Mengenang Mohammad-Reza Hakimi, Filsuf dan Cendikiawan Iran
(last modified Wed, 01 Sep 2021 16:54:13 GMT )
Sep 01, 2021 23:54 Asia/Jakarta
  • Mohammad-Reza Hakimi
    Mohammad-Reza Hakimi

Mohammad-Reza Hakimi, ulama dan pejuang Syiah, filsuf, cendikiawan dan pemikir Iran meninggal dunia pada 22 Agustus 2021 karena serangan jantung dan COVID-19.

Kanal Telegram Allamah Mohammad-Reza Hakimi seraya mengumumkan berita kematian cendikiawan besar ini menulis, “Ia yang ingin menjadi cakrawala untuk mengairi gurun yang haus dan mempesona harapan putus asa, akhirnya memenuhi panggilan sang pencipta.”

“Suatu hari kita lahir dan suatu hari kita mati. Ini adalah sisi kesamaan seluruh manusia dan juga seluruh alam semesta; Namun kehidupan nyata tidak terbatas pada fisik dan memiliki sisi yang lain. Saat mempelajari kehidupan orang-orang besar, kita harus memperhatikan poin ini. Setiap manusia memiliki awal dan akhir. Mulai dari anak-anak kemudian menjadi pemuda, paruh baya dan tua. Ini adalah siklus seluruh manusia yang terus terulang. Ini adalah kehidupan zahir dan bentuk zahir kehidupan. Di balik siklus alami ini, ada bentuk lain dari suluk jiwa setiap individu yang membawanya ke kematian abadi atau kehidupan abadi. Meskipun kehidupan spiritual lahiriah dan perilaku spiritual saling terkait, yang pertama berakhir dengan kematian tubuh dan yang terakhir adalah abadi. "Standar hidup tidak terlalu terhormat, jika kedalamannya tidak terhormat."

Mohammad-Reza Hakimi

Ini adalah cuplikan dari tulisan Almarhum Mohammad-Reza Hakimi, cendikiawan dan filsuf Khurasan sebelum ia menghembuskan nafasnya yang terakhir. Di dikenal dengan berbagai sebutan seperti Allamah, Ustadz (guru), Filsuf Keadilan dan Penjaga Tauhid.

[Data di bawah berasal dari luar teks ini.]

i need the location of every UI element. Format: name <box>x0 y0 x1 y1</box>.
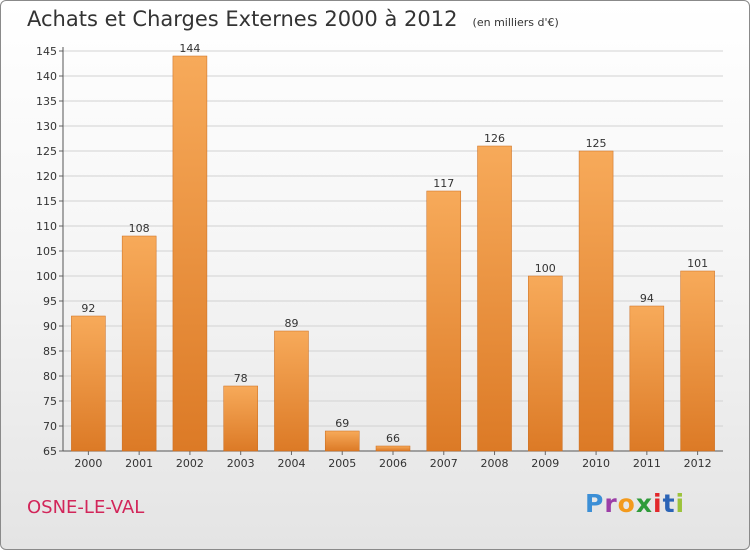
y-tick-label: 130 <box>36 120 57 133</box>
data-label: 117 <box>433 177 454 190</box>
data-label: 89 <box>284 317 298 330</box>
x-tick-label: 2006 <box>379 457 407 470</box>
logo-letter: t <box>662 489 676 518</box>
x-tick-label: 2008 <box>481 457 509 470</box>
y-tick-label: 110 <box>36 220 57 233</box>
data-label: 126 <box>484 132 505 145</box>
data-label: 100 <box>535 262 556 275</box>
bar <box>172 55 208 452</box>
data-label: 92 <box>81 302 95 315</box>
bar <box>121 235 157 452</box>
grid-lines <box>63 50 723 452</box>
y-tick-label: 140 <box>36 70 57 83</box>
x-tick-label: 2012 <box>684 457 712 470</box>
data-label: 69 <box>335 417 349 430</box>
data-label: 125 <box>586 137 607 150</box>
y-tick-label: 95 <box>43 295 57 308</box>
y-tick-label: 70 <box>43 420 57 433</box>
x-tick-label: 2003 <box>227 457 255 470</box>
bar <box>680 270 715 452</box>
chart-title: Achats et Charges Externes 2000 à 2012 (… <box>27 7 559 31</box>
bar <box>629 305 665 452</box>
y-tick-label: 105 <box>36 245 57 258</box>
x-tick-label: 2001 <box>125 457 153 470</box>
x-tick-label: 2004 <box>277 457 305 470</box>
y-tick-label: 100 <box>36 270 57 283</box>
x-tick-label: 2005 <box>328 457 356 470</box>
bar <box>477 145 512 452</box>
logo-letter: o <box>617 489 636 518</box>
y-tick-label: 90 <box>43 320 57 333</box>
y-tick-label: 125 <box>36 145 57 158</box>
logo-letter: i <box>675 489 686 518</box>
x-tick-label: 2011 <box>633 457 661 470</box>
y-tick-label: 75 <box>43 395 57 408</box>
data-label: 78 <box>234 372 248 385</box>
logo-letter: P <box>585 489 605 518</box>
x-tick-label: 2010 <box>582 457 610 470</box>
data-label: 94 <box>640 292 654 305</box>
y-tick-label: 145 <box>36 45 57 58</box>
chart-title-main: Achats et Charges Externes 2000 à 2012 <box>27 7 458 31</box>
data-label: 108 <box>129 222 150 235</box>
bar <box>375 445 411 452</box>
logo-letter: r <box>604 489 618 518</box>
x-tick-label: 2002 <box>176 457 204 470</box>
y-tick-label: 115 <box>36 195 57 208</box>
y-tick-label: 80 <box>43 370 57 383</box>
bar <box>528 275 563 452</box>
y-tick-label: 85 <box>43 345 57 358</box>
logo-letter: i <box>653 489 663 518</box>
bar <box>71 315 106 452</box>
x-tick-label: 2000 <box>74 457 102 470</box>
bar <box>274 330 309 452</box>
y-tick-label: 65 <box>43 445 57 458</box>
y-tick-label: 135 <box>36 95 57 108</box>
x-tick-label: 2007 <box>430 457 458 470</box>
proxiti-logo: Proxiti <box>585 489 685 518</box>
bar <box>223 385 258 452</box>
location-label: OSNE-LE-VAL <box>27 497 145 518</box>
bars <box>71 55 715 452</box>
data-label: 66 <box>386 432 400 445</box>
bar-chart: 65 70 75 80 85 90 95 100 105 110 115 120 125 130 135 14… <box>36 42 723 470</box>
logo-letter: x <box>635 489 653 518</box>
data-label: 144 <box>179 42 200 55</box>
bar <box>426 190 462 452</box>
data-labels: 92 108 144 78 89 69 66 117 126 100 125 94 101 <box>81 42 708 445</box>
y-tick-label: 120 <box>36 170 57 183</box>
bar <box>324 430 360 452</box>
data-label: 101 <box>687 257 708 270</box>
chart-subtitle: (en milliers d'€) <box>472 16 559 29</box>
bar <box>578 150 614 452</box>
x-tick-label: 2009 <box>531 457 559 470</box>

Hakimi dilahirkan pada 4 April 1935 di kota Mashhad. Setelah menyelesaikan pendidikan dasarnya, ia bergabung sekolah agama (Hauzah Ilmiah) di kotanya dan menghabiskan 20 tahun usianya untuk menelaah dan mempelajari pelajaran agama, filsafat, sastra Arab, dan astronomi. Selama bertahun-tahun ia aktif di berbagai organisasi dan lembaga sastra serta kerap berdiskusi dengan pemuka budaya dan sastra.

Hakimi pindah ke Tehran tahun 1966. Ia menjalin persahabatan dengan Murtadha Mutahhari dan Mohammad-Taqi Ja'fari serta mengenal Shariati sejak di Mashhad serta memiliki interaksi yang luas dengannya. Shariati di suratnya memberi wasiat kepada Hakimi dan mengijinkannya untuk mengedit karya-karyanya.

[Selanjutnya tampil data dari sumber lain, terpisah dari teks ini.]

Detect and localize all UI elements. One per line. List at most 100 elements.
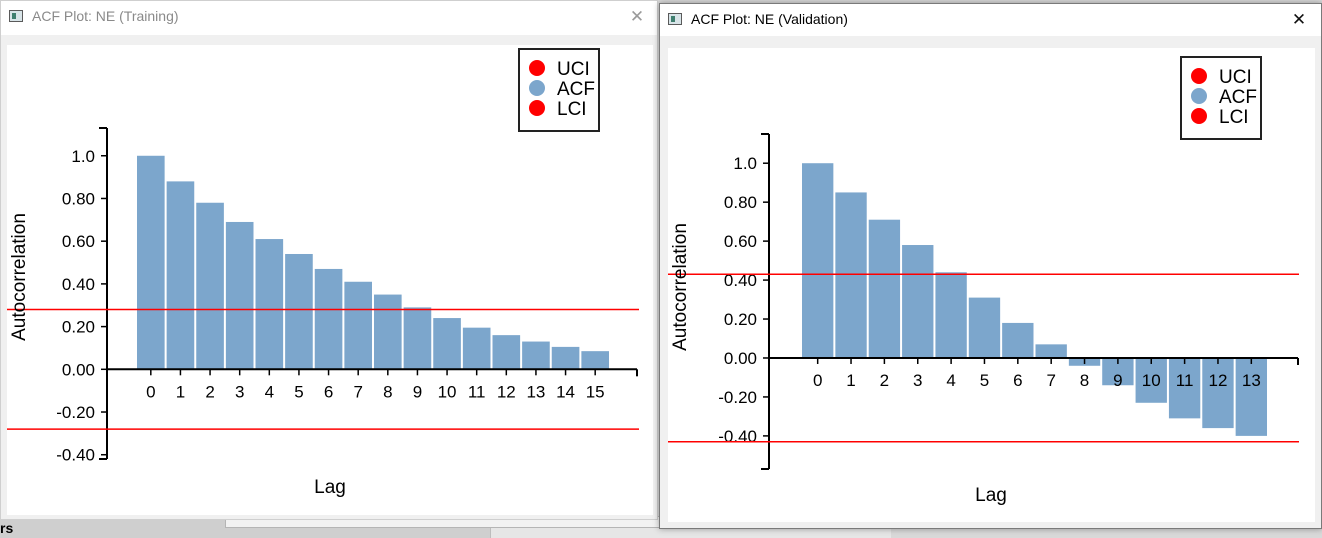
acf-bar — [868, 219, 901, 358]
acf-bar — [1002, 322, 1034, 358]
x-axis-label: Lag — [975, 485, 1007, 506]
close-button[interactable]: ✕ — [629, 7, 645, 26]
x-tick-label: 10 — [438, 382, 457, 401]
y-tick-label: 0.20 — [724, 310, 757, 329]
acf-bar — [314, 268, 343, 370]
acf-chart: 1.00.800.600.400.200.00-0.20-0.400 1 2 3 4 5 6… — [668, 56, 1299, 506]
x-tick-label: 13 — [526, 382, 545, 401]
acf-bar — [902, 245, 934, 358]
acf-bar — [1235, 357, 1267, 436]
y-tick-label: -0.40 — [56, 446, 95, 465]
acf-bar — [835, 192, 867, 358]
y-tick-label: 0.60 — [62, 232, 95, 251]
plot-area: 1.0 0.80 0.60 0.40 0.20 0.00 -0.20 -0.40 0 1 2 3 4 5 6… — [7, 45, 653, 515]
x-tick-label: 4 — [946, 371, 955, 390]
x-tick-label: 6 — [1013, 371, 1022, 390]
legend-marker — [1191, 68, 1207, 84]
acf-validation-window[interactable]: ACF Plot: NE (Validation) ✕ 1.0 0.80 0.60 0… — [659, 3, 1322, 529]
title-bar[interactable]: ACF Plot: NE (Training) ✕ — [1, 1, 657, 35]
legend-label: UCI — [557, 59, 590, 80]
y-tick-label: 0.00 — [62, 360, 95, 379]
app-icon — [668, 13, 682, 25]
x-tick-label: 0 — [146, 382, 155, 401]
legend-marker — [529, 60, 545, 76]
acf-bar — [551, 346, 580, 370]
acf-bar — [225, 221, 254, 370]
acf-bar — [462, 327, 491, 370]
x-tick-label: 8 — [1080, 371, 1089, 390]
acf-bar — [166, 181, 195, 370]
x-tick-label: 15 — [586, 382, 605, 401]
acf-bar — [374, 294, 402, 370]
legend-marker — [529, 100, 545, 116]
y-tick-label: -0.20 — [56, 403, 95, 422]
x-tick-label: 1 — [846, 371, 855, 390]
close-button[interactable]: ✕ — [1291, 10, 1307, 29]
x-tick-label: 14 — [556, 382, 575, 401]
x-tick-label: 9 — [413, 382, 422, 401]
x-tick-label: 3 — [913, 371, 922, 390]
acf-bar — [492, 335, 521, 370]
app-icon — [9, 10, 23, 22]
x-tick-label: 8 — [383, 382, 392, 401]
y-tick-label: 0.40 — [62, 275, 95, 294]
y-tick-label: 0.80 — [62, 189, 95, 208]
y-tick-label: -0.40 — [718, 427, 757, 446]
legend-label: LCI — [557, 99, 587, 120]
window-title: ACF Plot: NE (Training) — [32, 8, 179, 24]
acf-bar — [285, 253, 313, 370]
y-tick-label: -0.20 — [718, 388, 757, 407]
legend-label: ACF — [557, 79, 595, 100]
x-tick-label: 2 — [205, 382, 214, 401]
x-tick-label: 10 — [1142, 371, 1161, 390]
x-tick-label: 12 — [1209, 371, 1228, 390]
y-axis-label: Autocorrelation — [9, 213, 30, 341]
y-tick-label: 0.40 — [724, 271, 757, 290]
x-tick-label: 5 — [980, 371, 989, 390]
x-tick-label: 5 — [294, 382, 303, 401]
x-tick-label: 0 — [813, 371, 822, 390]
acf-bar — [1202, 357, 1234, 429]
acf-training-window[interactable]: ACF Plot: NE (Training) ✕ 1.0 0.80 0.60 0.4… — [0, 0, 658, 520]
x-tick-label: 2 — [880, 371, 889, 390]
x-tick-label: 11 — [1176, 371, 1194, 390]
y-tick-label: 1.0 — [71, 147, 95, 166]
acf-bar — [522, 341, 550, 370]
y-axis-label: Autocorrelation — [670, 223, 691, 351]
acf-bar — [802, 163, 834, 358]
x-tick-label: 4 — [265, 382, 274, 401]
x-axis-label: Lag — [314, 477, 346, 498]
acf-bar — [1035, 344, 1067, 358]
x-tick-label: 11 — [468, 382, 486, 401]
acf-bar — [344, 281, 372, 370]
y-tick-label: 0.80 — [724, 193, 757, 212]
plot-area: 1.0 0.80 0.60 0.40 0.20 0.00 -0.20 -0.40 0 1 2 3 4 5 6… — [668, 48, 1315, 522]
x-tick-label: 12 — [497, 382, 516, 401]
x-tick-label: 3 — [235, 382, 244, 401]
legend-label: UCI — [1219, 67, 1252, 88]
x-tick-label: 7 — [353, 382, 362, 401]
y-tick-label: 0.20 — [62, 318, 95, 337]
window-title: ACF Plot: NE (Validation) — [691, 11, 848, 27]
acf-bar — [137, 155, 165, 370]
acf-bar — [968, 297, 1001, 358]
background-label: rs — [0, 520, 14, 536]
legend-marker — [529, 80, 545, 96]
acf-bar — [935, 272, 967, 358]
acf-bar — [1168, 357, 1201, 419]
legend-label: ACF — [1219, 87, 1257, 108]
x-tick-label: 9 — [1113, 371, 1122, 390]
x-tick-label: 6 — [324, 382, 333, 401]
legend-marker — [1191, 108, 1207, 124]
acf-bar — [403, 307, 432, 370]
y-tick-label: 0.60 — [724, 232, 757, 251]
legend-label: LCI — [1219, 107, 1249, 128]
x-tick-label: 13 — [1242, 371, 1261, 390]
acf-bar — [581, 351, 609, 370]
y-tick-label: 1.0 — [733, 154, 757, 173]
x-tick-label: 1 — [176, 382, 185, 401]
acf-chart: 1.00.800.600.400.200.00-0.20-0.400 1 2 3 4 5 6… — [7, 48, 639, 498]
acf-bar — [255, 239, 284, 370]
x-tick-label: 7 — [1046, 371, 1055, 390]
title-bar[interactable]: ACF Plot: NE (Validation) ✕ — [660, 4, 1321, 36]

Hakimi mulai menulis sejak usia muda dan karya pertamanya yang dicetak adalah sebuah artikel berkaitan dengan peristiwa Ghadir Khum. Mohammad Esfandiari, penulis dan peneliti sejarah Islam menyebut Hakimi seorang penulis yang memiliki gaya tersendiri dan salah satu dari 20 penulis unggul di prosa Persia. Hakimi menulis syair dengan dua bahasa, Persia dan Arab serta sebagian puisinya dicetak dengan nama “Pantai Mentari” (Shahel-e Khorshid).

Hakimi seorang penulis yang aktif dan sibuk, ia meninggalkan lebih dari 50 buku. Selain itu, ia menulis lebih dari 30 buku pengantar dan menulis makalah mengenai catatan untuk 37 buku.

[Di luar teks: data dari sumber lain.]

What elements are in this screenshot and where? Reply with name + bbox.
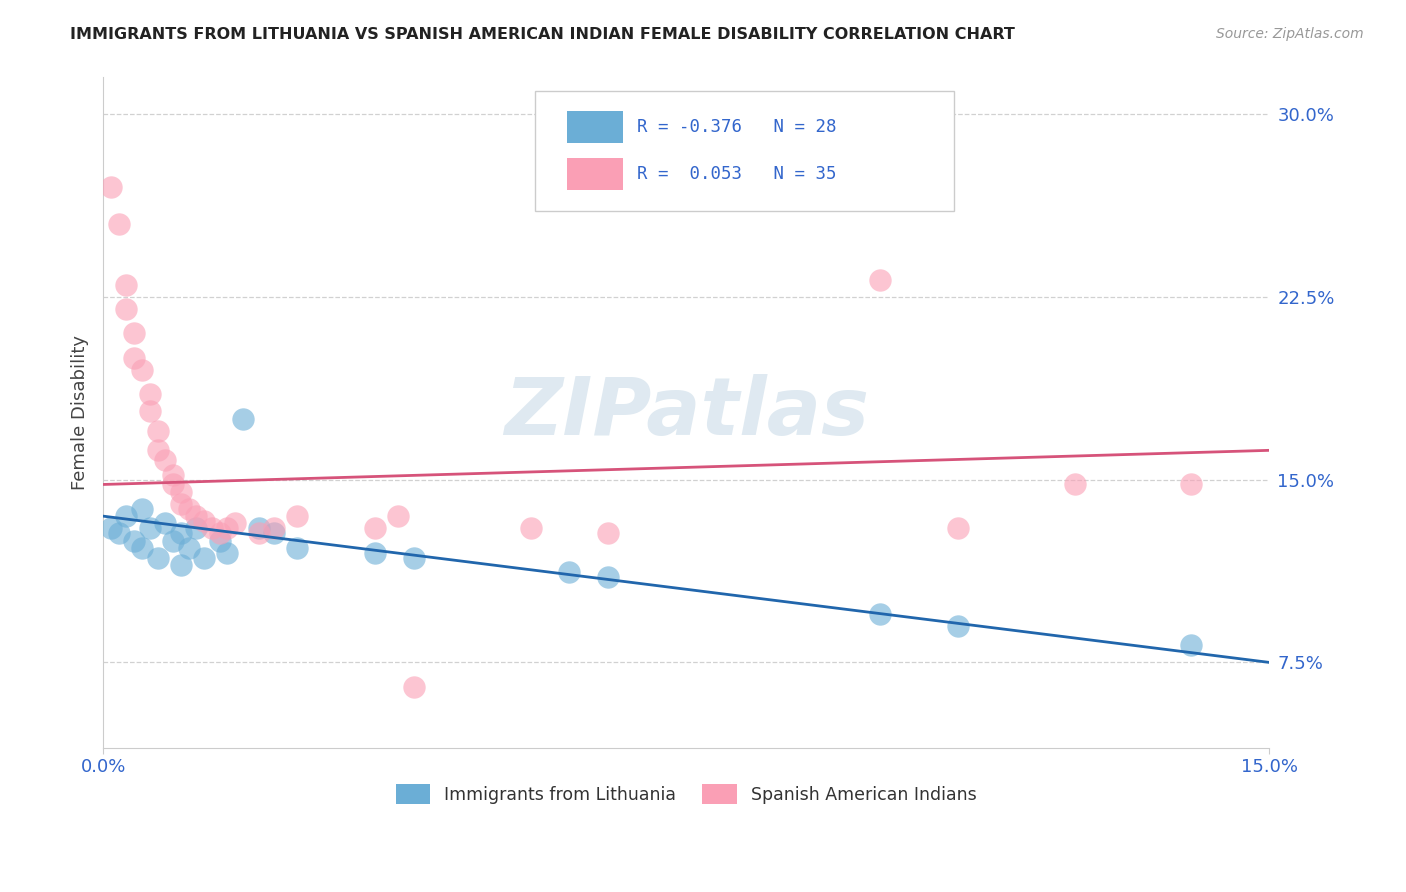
Point <box>170 558 193 572</box>
Point <box>146 550 169 565</box>
Point <box>263 521 285 535</box>
Point <box>387 509 409 524</box>
FancyBboxPatch shape <box>534 91 955 211</box>
Point <box>107 217 129 231</box>
Point <box>162 467 184 482</box>
Point <box>208 533 231 548</box>
Point <box>170 526 193 541</box>
Point <box>402 550 425 565</box>
Point <box>1180 477 1202 491</box>
Point <box>177 541 200 555</box>
Point <box>364 546 387 560</box>
Point <box>115 277 138 292</box>
Bar <box>567 158 623 190</box>
Point <box>598 526 620 541</box>
Point <box>155 453 177 467</box>
Point <box>122 326 145 341</box>
Text: R =  0.053   N = 35: R = 0.053 N = 35 <box>637 165 837 183</box>
Point <box>869 607 891 621</box>
Point <box>598 570 620 584</box>
Point <box>193 550 215 565</box>
Point <box>162 477 184 491</box>
Point <box>155 516 177 531</box>
Point <box>186 509 208 524</box>
Point <box>146 424 169 438</box>
Point <box>232 411 254 425</box>
Point <box>131 501 153 516</box>
Text: Source: ZipAtlas.com: Source: ZipAtlas.com <box>1216 27 1364 41</box>
Point <box>170 497 193 511</box>
Point <box>122 533 145 548</box>
Point <box>162 533 184 548</box>
Point <box>263 526 285 541</box>
Point <box>287 541 309 555</box>
Point <box>115 301 138 316</box>
Point <box>1180 638 1202 652</box>
Point <box>131 363 153 377</box>
Point <box>869 273 891 287</box>
Y-axis label: Female Disability: Female Disability <box>72 335 89 490</box>
Point <box>946 521 969 535</box>
Point <box>122 351 145 365</box>
Point <box>139 404 162 418</box>
Point <box>193 514 215 528</box>
Legend: Immigrants from Lithuania, Spanish American Indians: Immigrants from Lithuania, Spanish Ameri… <box>387 775 986 813</box>
Point <box>100 180 122 194</box>
Point <box>287 509 309 524</box>
Point <box>208 526 231 541</box>
Point <box>217 546 239 560</box>
Point <box>170 484 193 499</box>
Point <box>186 521 208 535</box>
Point <box>247 521 270 535</box>
Point <box>519 521 541 535</box>
Text: ZIPatlas: ZIPatlas <box>503 374 869 451</box>
Point <box>946 619 969 633</box>
Point <box>131 541 153 555</box>
Bar <box>567 111 623 143</box>
Point <box>364 521 387 535</box>
Point <box>146 443 169 458</box>
Point <box>139 387 162 401</box>
Point <box>139 521 162 535</box>
Point <box>217 521 239 535</box>
Point <box>224 516 246 531</box>
Point <box>558 565 581 579</box>
Text: IMMIGRANTS FROM LITHUANIA VS SPANISH AMERICAN INDIAN FEMALE DISABILITY CORRELATI: IMMIGRANTS FROM LITHUANIA VS SPANISH AME… <box>70 27 1015 42</box>
Point <box>402 680 425 694</box>
Point <box>1063 477 1085 491</box>
Point <box>115 509 138 524</box>
Point <box>177 501 200 516</box>
Text: R = -0.376   N = 28: R = -0.376 N = 28 <box>637 118 837 136</box>
Point <box>107 526 129 541</box>
Point <box>100 521 122 535</box>
Point <box>247 526 270 541</box>
Point <box>201 521 224 535</box>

Karya Mohammad Reza Hakimi diklasifikasikan menjadi lima kelompok; Yang pertama adalah karya-karya tentang “Tafkik School”, yang kedua adalah karya-karya yang ditulis untuk menjelaskan riwayat-riwayat Ahlul Bait as, yang kedua adalah karya-karya yang memperkenalkan ajaran individu dan sosial Islam, yang keempat adalah karya-karya berdasarkan kehidupan para ulama, dan akhirnya buku-buku tersebut merupakan kumpulan artikel-artikel.

Di antara karya Mohammad-Reza Hakimi adalah al-Hayah, Khorshid Maghrib, Elahiyat Elahi va Elahiyat Bashari, Hamase Ghadir dan berbagai karya lainnya.

Allamah Hakimi termasuk tokoh aliran Khurasan. Ia lebih banyak menghabiskan umurnya penelitian dan merenungkan sumber-sumber asli Islam demi menemukan jawaban bagi tantangan sosial manusia saat ini.

Menurut keyakinan Hakimi, pemerintahan Islami harus bertumpu pada keadilan. Di sistem pemikiran cendikiawan ini, penyebaran keadilan adalah hal yang mungkin dan yang perlu dilakukan adalah mekanismenya untuk menggalinya dari sumber dan teks asli. Ia juga terlibat di proyek ini dan menulis karya “al-Hayah). Karya ini menunjukkan bahwa Islam memiliki pandangan politik dan sosial penting mengenai keadilan dan Islam sebuah agama sosial dengan bersandar pada keunggulan manusia.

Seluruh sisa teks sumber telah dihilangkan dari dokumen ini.